While the CBC documentary reportedly does not name her directly, Sainte-Marie says she was interviewed last month. In the interview she was asked about her Indigenous ancestry and to discuss her childhood sexual assault.
“It is with great sadness, and a heavy heart, that I am forced to respond to deeply hurtful allegations that I expect will be reported in the media soon,” Sainte-Marie wrote in a personal statement.
According to her biography, Sainte-Marie was born on a Piapot Cree reserve in 1941 in Saskatchewan, Canada. She reportedly was one of tens of thousands of Native children taken from their homes and placed with white families, which was part of the Canadian government’s policy called the Sixties Scoop.
She was adopted by a white family in New England where she was raised.
In her statement released Thursday, Sainte-Marie writes:
“What I know about my Indigenous ancestry I learned from my growing up mother, who was part Mi’kmaq, and my own research later in life. My mother told me many things, including that I was adopted and that I was Native, but there was no documentation as was common for Indigenous children born in the 1940s.”
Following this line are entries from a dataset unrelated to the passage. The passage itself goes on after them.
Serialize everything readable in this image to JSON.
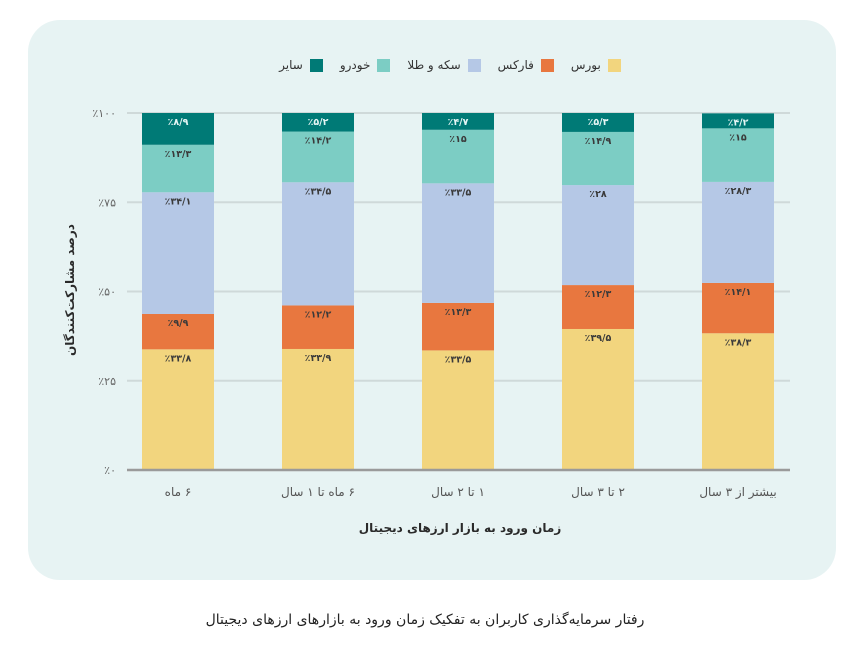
{
  "chart_data": {
    "type": "bar",
    "stacked": true,
    "title": "",
    "xlabel": "زمان ورود به بازار ارزهای دیجیتال",
    "ylabel": "درصد مشارکت‌کنندگان",
    "ylim": [
      0,
      100
    ],
    "yticks": [
      0,
      25,
      50,
      75,
      100
    ],
    "ytick_labels": [
      "٪۰",
      "٪۲۵",
      "٪۵۰",
      "٪۷۵",
      "٪۱۰۰"
    ],
    "grid": true,
    "legend_position": "top",
    "categories": [
      "۶ ماه",
      "۶ ماه تا ۱ سال",
      "۱ تا ۲ سال",
      "۲ تا ۳ سال",
      "بیشتر از ۳ سال"
    ],
    "series": [
      {
        "name": "بورس",
        "color": "#F2D57E",
        "label_color": "#3a3a3a",
        "values": [
          33.8,
          33.9,
          33.5,
          39.5,
          38.3
        ],
        "labels": [
          "٪۳۳/۸",
          "٪۳۳/۹",
          "٪۳۳/۵",
          "٪۳۹/۵",
          "٪۳۸/۳"
        ]
      },
      {
        "name": "فارکس",
        "color": "#E8773F",
        "label_color": "#3a3a3a",
        "values": [
          9.9,
          12.2,
          13.3,
          12.3,
          14.1
        ],
        "labels": [
          "٪۹/۹",
          "٪۱۲/۲",
          "٪۱۳/۳",
          "٪۱۲/۳",
          "٪۱۴/۱"
        ]
      },
      {
        "name": "سکه و طلا",
        "color": "#B5C8E6",
        "label_color": "#3a3a3a",
        "values": [
          34.1,
          34.5,
          33.5,
          28.0,
          28.3
        ],
        "labels": [
          "٪۳۴/۱",
          "٪۳۴/۵",
          "٪۳۳/۵",
          "٪۲۸",
          "٪۲۸/۳"
        ]
      },
      {
        "name": "خودرو",
        "color": "#7CCDC4",
        "label_color": "#3a3a3a",
        "values": [
          13.3,
          14.2,
          15.0,
          14.9,
          15.0
        ],
        "labels": [
          "٪۱۳/۳",
          "٪۱۴/۲",
          "٪۱۵",
          "٪۱۴/۹",
          "٪۱۵"
        ]
      },
      {
        "name": "سایر",
        "color": "#007A76",
        "label_color": "#e6f6f5",
        "values": [
          8.9,
          5.2,
          4.7,
          5.3,
          4.2
        ],
        "labels": [
          "٪۸/۹",
          "٪۵/۲",
          "٪۴/۷",
          "٪۵/۳",
          "٪۴/۲"
        ]
      }
    ]
  },
  "caption": "رفتار سرمایه‌گذاری کاربران به تفکیک زمان ورود به بازارهای ارزهای دیجیتال"
}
"This is my truth. And while there are many things I do not know; I have been proud to honestly share my story throughout my life.
Painfully, the CBC has also forced me to relive and defend my experience as a survivor of sexual abuse which I endured at the hands of my brother, as well as another family member — whom I have never publicly named.
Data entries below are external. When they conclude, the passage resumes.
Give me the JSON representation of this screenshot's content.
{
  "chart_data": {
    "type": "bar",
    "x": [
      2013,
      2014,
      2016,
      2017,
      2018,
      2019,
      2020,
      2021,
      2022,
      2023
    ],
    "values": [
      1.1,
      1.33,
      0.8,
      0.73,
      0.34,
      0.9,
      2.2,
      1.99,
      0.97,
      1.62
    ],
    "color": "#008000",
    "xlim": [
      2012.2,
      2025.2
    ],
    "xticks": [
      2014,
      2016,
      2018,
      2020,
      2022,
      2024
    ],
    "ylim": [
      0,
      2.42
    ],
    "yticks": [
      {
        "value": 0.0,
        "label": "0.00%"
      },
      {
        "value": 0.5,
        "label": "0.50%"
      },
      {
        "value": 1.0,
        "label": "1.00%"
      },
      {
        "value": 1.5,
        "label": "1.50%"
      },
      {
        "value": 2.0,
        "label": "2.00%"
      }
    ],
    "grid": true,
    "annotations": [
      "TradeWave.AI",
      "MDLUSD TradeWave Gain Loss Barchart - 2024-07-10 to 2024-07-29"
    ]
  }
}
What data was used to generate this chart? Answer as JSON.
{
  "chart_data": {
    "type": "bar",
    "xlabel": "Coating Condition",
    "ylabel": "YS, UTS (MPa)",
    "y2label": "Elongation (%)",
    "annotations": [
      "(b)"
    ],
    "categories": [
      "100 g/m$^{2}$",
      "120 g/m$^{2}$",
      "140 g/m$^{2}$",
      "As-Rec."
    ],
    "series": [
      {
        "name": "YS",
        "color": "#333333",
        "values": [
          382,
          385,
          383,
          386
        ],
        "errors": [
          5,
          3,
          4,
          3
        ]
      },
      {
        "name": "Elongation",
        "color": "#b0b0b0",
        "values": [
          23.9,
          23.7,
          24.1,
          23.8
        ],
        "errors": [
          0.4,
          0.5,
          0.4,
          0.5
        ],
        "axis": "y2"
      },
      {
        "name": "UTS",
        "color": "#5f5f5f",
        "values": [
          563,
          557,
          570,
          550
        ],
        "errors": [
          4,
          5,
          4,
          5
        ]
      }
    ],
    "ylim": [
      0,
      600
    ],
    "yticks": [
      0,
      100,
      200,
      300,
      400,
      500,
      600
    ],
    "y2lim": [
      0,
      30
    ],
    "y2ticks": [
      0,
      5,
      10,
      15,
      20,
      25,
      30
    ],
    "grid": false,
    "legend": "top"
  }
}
I could never forget these violations. It is something I have lived with all my life. Speaking about my experience is difficult, and although I have shared privately, I have rarely done so publicly. I’ve spoken up because I know others cannot, and to have this questioned and sensationalized by Canada’s public broadcaster is appalling."
To conclude, Sainte-Marie writes:
"I may not know where I was born, but I know who I am."
"We spent our entire lives together with Buffy as a family, decades together, and we will continue to love and support one another. She has been committed to our family and community and has worked tirelessly to inspire, support, uplift our family, and share our community knowledge and ways and those of other Indigenous Peoples all over the world.
We grew up knowing that Buffy and our grandparents [Emile and Clara Starblanket Piapot] adopted each other and how deeply committed and loving they were to one another. We heard from an older family about how my grandmother cried when she had to leave after an extended family visit to our homelands or after the powwow.
Buffy is our family. We chose her and she chose us. We claim her as a member of our family and all of our family members are from the Piapot First Nation. To us, that holds far more weight than any paper documentation or colonial record keeping ever could."
Sainte-Marie released her first album, It’s May Way!, in 1964.
Sainte-Marie became an activist during the Red Power movement, which gave voice to Native American concerns and issues. Her artistry, humanitarian efforts, and Indigenous leadership have made a positive impact for decades.
Through the decades, Sainte-Marie has garnered numerous awards, including an Oscar and a Golden Globe Award in 1983 for co-writing the hit song Up to Where We Belong. In 2015, she won the Polaris Music Prize for Power in the Blood.
In early August, she announced her retirement from touring.